Behavioral approaches range from one-on-one therapy to group programs like mutual support groups. Cognitive behavioral therapy helps people identify the situations and thought patterns that trigger drinking, while motivational approaches focus on strengthening a person’s own reasons for changing. Many people benefit from a combination of these strategies, and treatment plans often evolve over time as needs change.
Who Is Affected
AUD is more common than most people realize. According to the 2024 National Survey on Drug Use and Health, about 9.7 percent of Americans ages 12 and older had AUD in the past year. Men are affected at higher rates (11.8 percent) than women (7.6 percent), though the gap has been narrowing in recent years. The disorder crosses every demographic, income level, and age group. It tends to run in families, with genetics accounting for roughly half of a person’s risk, though environment, stress, mental health, and how early someone starts drinking all play significant roles.

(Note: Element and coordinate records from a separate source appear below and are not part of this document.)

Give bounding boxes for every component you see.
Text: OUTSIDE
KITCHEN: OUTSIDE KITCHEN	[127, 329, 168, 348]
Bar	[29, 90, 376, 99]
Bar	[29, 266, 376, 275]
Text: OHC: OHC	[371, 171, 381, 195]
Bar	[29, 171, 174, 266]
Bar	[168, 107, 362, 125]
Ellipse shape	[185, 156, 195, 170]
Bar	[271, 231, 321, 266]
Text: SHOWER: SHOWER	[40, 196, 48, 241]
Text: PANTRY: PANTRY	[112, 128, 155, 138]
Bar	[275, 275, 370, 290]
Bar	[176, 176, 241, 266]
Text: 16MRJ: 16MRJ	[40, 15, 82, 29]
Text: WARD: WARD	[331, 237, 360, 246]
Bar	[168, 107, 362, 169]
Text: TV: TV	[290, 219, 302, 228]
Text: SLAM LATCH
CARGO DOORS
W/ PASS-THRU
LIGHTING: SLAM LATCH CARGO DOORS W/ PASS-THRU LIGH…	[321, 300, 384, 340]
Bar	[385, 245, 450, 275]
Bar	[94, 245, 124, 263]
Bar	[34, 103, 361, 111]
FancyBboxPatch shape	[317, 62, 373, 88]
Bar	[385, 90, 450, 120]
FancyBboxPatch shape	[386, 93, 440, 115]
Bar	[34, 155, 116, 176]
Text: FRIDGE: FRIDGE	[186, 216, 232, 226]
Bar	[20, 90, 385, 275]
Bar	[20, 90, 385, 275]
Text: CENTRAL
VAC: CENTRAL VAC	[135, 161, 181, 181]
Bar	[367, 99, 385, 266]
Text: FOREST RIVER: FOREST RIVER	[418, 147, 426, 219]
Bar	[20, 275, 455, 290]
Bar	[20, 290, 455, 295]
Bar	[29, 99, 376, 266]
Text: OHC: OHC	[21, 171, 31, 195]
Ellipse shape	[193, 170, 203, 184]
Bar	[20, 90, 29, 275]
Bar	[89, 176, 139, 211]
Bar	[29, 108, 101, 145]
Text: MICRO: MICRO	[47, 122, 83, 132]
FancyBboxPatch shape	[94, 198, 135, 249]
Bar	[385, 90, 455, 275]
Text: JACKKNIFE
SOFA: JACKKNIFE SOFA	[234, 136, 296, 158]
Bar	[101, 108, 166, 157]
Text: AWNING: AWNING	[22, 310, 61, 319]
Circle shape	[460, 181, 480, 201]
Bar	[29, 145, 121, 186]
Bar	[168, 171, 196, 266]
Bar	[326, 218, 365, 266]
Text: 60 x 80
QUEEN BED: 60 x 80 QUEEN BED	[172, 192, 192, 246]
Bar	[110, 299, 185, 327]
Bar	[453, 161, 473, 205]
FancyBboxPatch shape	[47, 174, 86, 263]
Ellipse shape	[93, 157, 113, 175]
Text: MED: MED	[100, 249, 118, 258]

One of the most important things to understand is that AUD is a medical condition, not a moral failure. The brain changes that drive compulsive drinking are well documented, measurable, and treatable. The outdated image of an “alcoholic” as someone sleeping on a park bench represents only the extreme end of a broad spectrum, and it prevents many people with mild or moderate AUD from recognizing themselves in the diagnosis and getting help that could make a real difference.